The pistols, crafted by renowned gunsmith Louis-Marin Gosset, are made from luxurious materials such as walnut root, ebony, green velvet, and pearls. They come with their original accessories and a richly decorated chest. These weapons hold significant historical value, as Napoleon considered using them to commit suicide after his defeat in 1814 before he was exiled to the island of Elba. Instead, he gifted them to General Armand de Coulaincourt, Duke of Vicenza, on the night of April 12, 1814.

French Government's Efforts to Preserve National Treasures

Due to their immense historical importance, the French Government has classified the pistols as national treasures. An order issued by the Ministry of Culture, published on July 3, denied the export certificate for the pistols. This decision opens a 30-month period during which French authorities can make a purchase offer to the current owners. If the state abandons the acquisition, the guns may leave the country. The Ministry of Culture aims to add the pistols to the national collections, alongside the saber that Napoleon also gifted to General Coulaincourt.

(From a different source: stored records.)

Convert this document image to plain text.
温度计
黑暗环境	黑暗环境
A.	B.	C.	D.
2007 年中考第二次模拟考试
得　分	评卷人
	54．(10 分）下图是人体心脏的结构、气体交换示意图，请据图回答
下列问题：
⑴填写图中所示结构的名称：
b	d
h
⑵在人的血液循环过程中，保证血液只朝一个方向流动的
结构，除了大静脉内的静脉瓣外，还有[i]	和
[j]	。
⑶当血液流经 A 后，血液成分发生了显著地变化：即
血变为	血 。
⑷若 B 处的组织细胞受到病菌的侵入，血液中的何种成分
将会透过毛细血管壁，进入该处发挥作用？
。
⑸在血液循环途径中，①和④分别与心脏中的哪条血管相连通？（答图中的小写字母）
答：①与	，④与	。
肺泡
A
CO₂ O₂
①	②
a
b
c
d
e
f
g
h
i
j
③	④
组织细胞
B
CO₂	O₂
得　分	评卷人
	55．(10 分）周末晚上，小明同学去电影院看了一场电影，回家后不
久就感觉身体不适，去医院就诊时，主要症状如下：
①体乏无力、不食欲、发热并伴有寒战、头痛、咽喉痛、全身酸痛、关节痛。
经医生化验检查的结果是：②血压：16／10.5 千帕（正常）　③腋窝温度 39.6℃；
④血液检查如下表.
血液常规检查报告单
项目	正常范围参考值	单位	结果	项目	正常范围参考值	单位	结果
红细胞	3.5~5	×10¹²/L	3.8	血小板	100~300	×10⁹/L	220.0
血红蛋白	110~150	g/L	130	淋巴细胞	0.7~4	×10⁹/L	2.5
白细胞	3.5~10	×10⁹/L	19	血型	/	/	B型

Jean-Pierre Osenat, an expert from the Osenat auction house, highlighted the emotional significance of the pistols. He explained that after Napoleon's defeat, he was deeply depressed and intended to end his life with these weapons. However, his loyal grand squire, Caulaincourt, removed the powder from the pistols, preventing the act. Napoleon then attempted to poison himself, but survived. In gratitude for Caulaincourt's loyalty, Napoleon gifted him the pistols and a sword, which have remained with Caulaincourt's family until now.

The auction houses have not disclosed the identity of the buyer but have deemed the sale a success. The classification of the pistols as national treasures has added incredible value to these historic artifacts, ensuring their preservation and recognition as significant pieces of French heritage.